Ambassador Dawson then sent me the materials to be an intern at the State Department. And not only did he send me the materials. He kept calling and saying, have you filled out the materials? (Laughter.) He was determined that I was going to be an intern at the State Department. And, in fact, in 1977, the summer of 1977, I was an intern at the State Department. Now, I tell people, be good to your interns because you never know what’s going to happen. (Laughter.)

But that’s what mentorship is about. We can all look back in our lives and look at moments when somebody believed in us, and not just believed in us, but pushed us and prodded us to do something that we might not otherwise have done. And so this great program named for this great man, that helps us to bring more diverse, young talented people into the ranks of those who will be involved in international affairs, either as professional diplomats or in some other walk of life, and to give them a chance to be mentored, that’s the way we want a legacy to be built.
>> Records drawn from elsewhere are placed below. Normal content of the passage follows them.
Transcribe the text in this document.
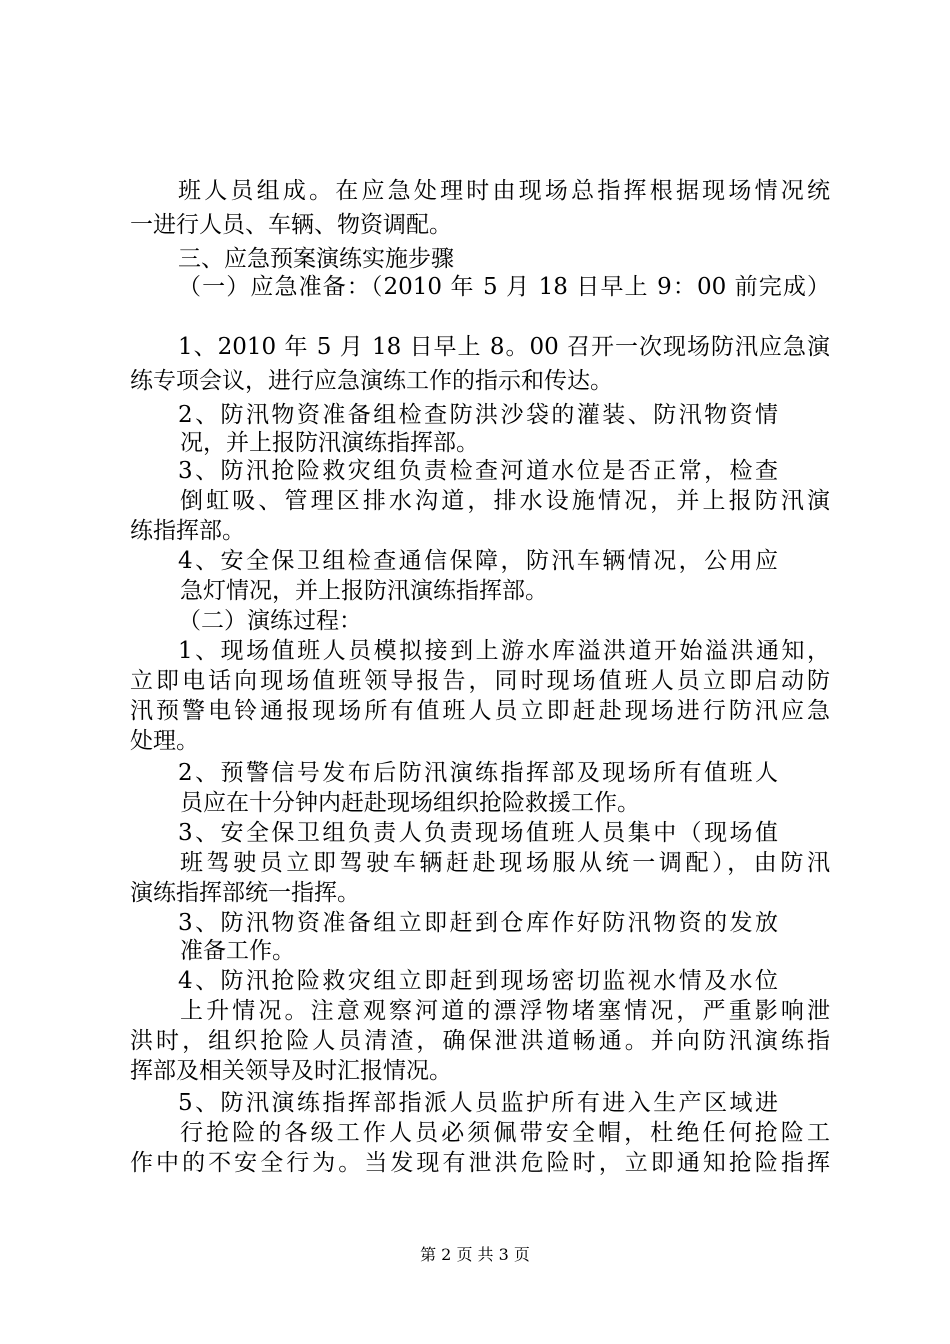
班人员组成。在应急处理时由现场总指挥根据现场情况统
一进行人员、车辆、物资调配。
三、应急预案演练实施步骤
（一）应急准备：（2010 年 5 月 18 日早上 9：00 前完成）
1、2010 年 5 月 18 日早上 8。00 召开一次现场防汛应急演
练专项会议，进行应急演练工作的指示和传达。
2、防汛物资准备组检查防洪沙袋的灌装、防汛物资情
况，并上报防汛演练指挥部。
3、防汛抢险救灾组负责检查河道水位是否正常，检查
倒虹吸、管理区排水沟道，排水设施情况，并上报防汛演
练指挥部。
4、安全保卫组检查通信保障，防汛车辆情况，公用应
急灯情况，并上报防汛演练指挥部。
（二）演练过程：
1、现场值班人员模拟接到上游水库溢洪道开始溢洪通知，
立即电话向现场值班领导报告，同时现场值班人员立即启动防
汛预警电铃通报现场所有值班人员立即赶赴现场进行防汛应急
处理。
2、预警信号发布后防汛演练指挥部及现场所有值班人
员应在十分钟内赶赴现场组织抢险救援工作。
3、安全保卫组负责人负责现场值班人员集中（现场值
班驾驶员立即驾驶车辆赶赴现场服从统一调配），由防汛
演练指挥部统一指挥。
3、防汛物资准备组立即赶到仓库作好防汛物资的发放
准备工作。
4、防汛抢险救灾组立即赶到现场密切监视水情及水位
上升情况。注意观察河道的漂浮物堵塞情况，严重影响泄
洪时，组织抢险人员清渣，确保泄洪道畅通。并向防汛演练指
挥部及相关领导及时汇报情况。
5、防汛演练指挥部指派人员监护所有进入生产区域进
行抢险的各级工作人员必须佩带安全帽，杜绝任何抢险工
作中的不安全行为。当发现有泄洪危险时，立即通知抢险指挥
第 2 页 共 3 页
I know that Colin, who is going to speak in a few minutes, will join me in saying how important he considered and how important I consider the continuation of this program. And that’s a piece of advice that I will pass on to my successor here in a few months.
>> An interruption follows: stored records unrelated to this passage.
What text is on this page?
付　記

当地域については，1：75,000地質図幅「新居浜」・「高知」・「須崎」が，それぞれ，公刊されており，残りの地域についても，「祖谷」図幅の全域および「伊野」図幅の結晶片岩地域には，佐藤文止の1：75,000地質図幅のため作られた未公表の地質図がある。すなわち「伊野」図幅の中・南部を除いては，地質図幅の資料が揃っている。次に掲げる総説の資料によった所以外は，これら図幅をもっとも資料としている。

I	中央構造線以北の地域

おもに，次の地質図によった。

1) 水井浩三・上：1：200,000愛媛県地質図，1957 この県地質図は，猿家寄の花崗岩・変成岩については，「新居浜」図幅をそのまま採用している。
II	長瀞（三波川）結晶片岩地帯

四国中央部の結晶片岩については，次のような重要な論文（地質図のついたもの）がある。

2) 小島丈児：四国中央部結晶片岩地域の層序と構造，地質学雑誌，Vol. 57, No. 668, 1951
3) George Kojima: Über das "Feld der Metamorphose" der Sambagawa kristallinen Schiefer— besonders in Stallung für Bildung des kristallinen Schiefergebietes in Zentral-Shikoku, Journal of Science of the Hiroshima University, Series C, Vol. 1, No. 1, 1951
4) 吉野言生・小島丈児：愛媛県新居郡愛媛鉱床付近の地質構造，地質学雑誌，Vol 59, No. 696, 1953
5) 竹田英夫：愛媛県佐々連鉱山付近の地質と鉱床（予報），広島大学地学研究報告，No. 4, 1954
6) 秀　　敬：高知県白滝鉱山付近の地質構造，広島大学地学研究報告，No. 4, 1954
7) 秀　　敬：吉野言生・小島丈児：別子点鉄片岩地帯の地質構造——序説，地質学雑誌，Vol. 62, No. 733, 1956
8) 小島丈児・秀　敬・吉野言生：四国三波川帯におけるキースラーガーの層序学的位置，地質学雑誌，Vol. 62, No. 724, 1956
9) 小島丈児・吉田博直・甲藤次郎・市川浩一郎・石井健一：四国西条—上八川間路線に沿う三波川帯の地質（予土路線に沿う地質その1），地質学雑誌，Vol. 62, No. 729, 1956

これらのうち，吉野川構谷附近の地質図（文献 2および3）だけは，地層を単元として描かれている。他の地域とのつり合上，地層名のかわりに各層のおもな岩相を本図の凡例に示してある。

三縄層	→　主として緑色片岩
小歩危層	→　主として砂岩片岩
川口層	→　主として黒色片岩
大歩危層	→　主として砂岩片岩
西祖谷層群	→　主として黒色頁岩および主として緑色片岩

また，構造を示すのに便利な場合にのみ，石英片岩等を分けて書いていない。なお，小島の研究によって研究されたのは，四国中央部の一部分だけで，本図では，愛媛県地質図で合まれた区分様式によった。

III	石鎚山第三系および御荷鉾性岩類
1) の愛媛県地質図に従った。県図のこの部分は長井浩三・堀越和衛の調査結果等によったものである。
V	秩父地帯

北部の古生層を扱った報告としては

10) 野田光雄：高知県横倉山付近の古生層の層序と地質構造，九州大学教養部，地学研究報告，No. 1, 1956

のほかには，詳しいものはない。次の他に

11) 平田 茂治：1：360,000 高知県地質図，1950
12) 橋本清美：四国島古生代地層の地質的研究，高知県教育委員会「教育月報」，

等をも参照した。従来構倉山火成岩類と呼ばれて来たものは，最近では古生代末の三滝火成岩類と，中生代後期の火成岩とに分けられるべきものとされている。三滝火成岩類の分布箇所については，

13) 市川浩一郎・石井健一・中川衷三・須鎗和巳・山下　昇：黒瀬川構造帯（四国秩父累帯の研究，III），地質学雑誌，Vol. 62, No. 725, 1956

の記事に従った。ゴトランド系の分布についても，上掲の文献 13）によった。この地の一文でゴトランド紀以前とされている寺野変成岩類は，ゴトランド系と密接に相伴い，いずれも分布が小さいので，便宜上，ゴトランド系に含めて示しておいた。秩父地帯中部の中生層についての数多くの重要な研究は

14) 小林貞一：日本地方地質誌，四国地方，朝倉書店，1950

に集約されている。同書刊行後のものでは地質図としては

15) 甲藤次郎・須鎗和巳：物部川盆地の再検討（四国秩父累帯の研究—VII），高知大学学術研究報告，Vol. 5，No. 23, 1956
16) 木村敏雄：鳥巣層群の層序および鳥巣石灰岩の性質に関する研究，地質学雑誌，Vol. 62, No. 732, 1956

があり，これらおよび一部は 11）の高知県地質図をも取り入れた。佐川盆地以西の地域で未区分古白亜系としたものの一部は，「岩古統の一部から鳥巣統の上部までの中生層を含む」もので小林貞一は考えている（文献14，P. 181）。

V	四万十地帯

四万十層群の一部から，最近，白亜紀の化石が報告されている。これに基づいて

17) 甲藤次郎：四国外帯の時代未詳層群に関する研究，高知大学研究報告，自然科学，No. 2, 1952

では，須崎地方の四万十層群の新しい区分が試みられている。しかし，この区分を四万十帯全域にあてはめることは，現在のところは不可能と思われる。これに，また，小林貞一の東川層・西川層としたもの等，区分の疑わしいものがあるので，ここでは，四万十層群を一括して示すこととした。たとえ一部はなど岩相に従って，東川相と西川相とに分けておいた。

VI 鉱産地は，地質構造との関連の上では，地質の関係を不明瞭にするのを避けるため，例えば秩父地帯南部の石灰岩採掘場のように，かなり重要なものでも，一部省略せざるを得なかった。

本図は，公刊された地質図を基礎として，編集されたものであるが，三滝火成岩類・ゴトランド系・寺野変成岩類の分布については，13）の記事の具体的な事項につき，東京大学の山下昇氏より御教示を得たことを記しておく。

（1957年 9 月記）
I want to say one final thing. As we stand here in the great Capitol of the United States and realize the long and difficult history that we’ve had in becoming one, it’s really, perhaps an amazing fact that at the end of my term, it will have been 12 years since the United States of America had a white, male secretary of state. (Laughter.) That says something about America. (Applause.)

So to all of you, to my honored – the honor of being here on this dais with these great, great people, to the members of Congress and the staff who are here, to the Una Chapman Cox Foundation, which does so much for the State Department, to the John D. and Catherine T. MacArthur Foundation, who are represented by Barry Lowenkron, who worked for us in the Department of State, to the colleges and the universities and the mentors and the selection panels and to the Howard University Ralph J. Bunche International Affairs Center, thank you for helping to make this program a reality. But it’s a reality, and it’s something to be proud of. For those of you who are sitting out there who are the fine young people selected for this program and who are really giving it its name, thank you very much. (Applause.)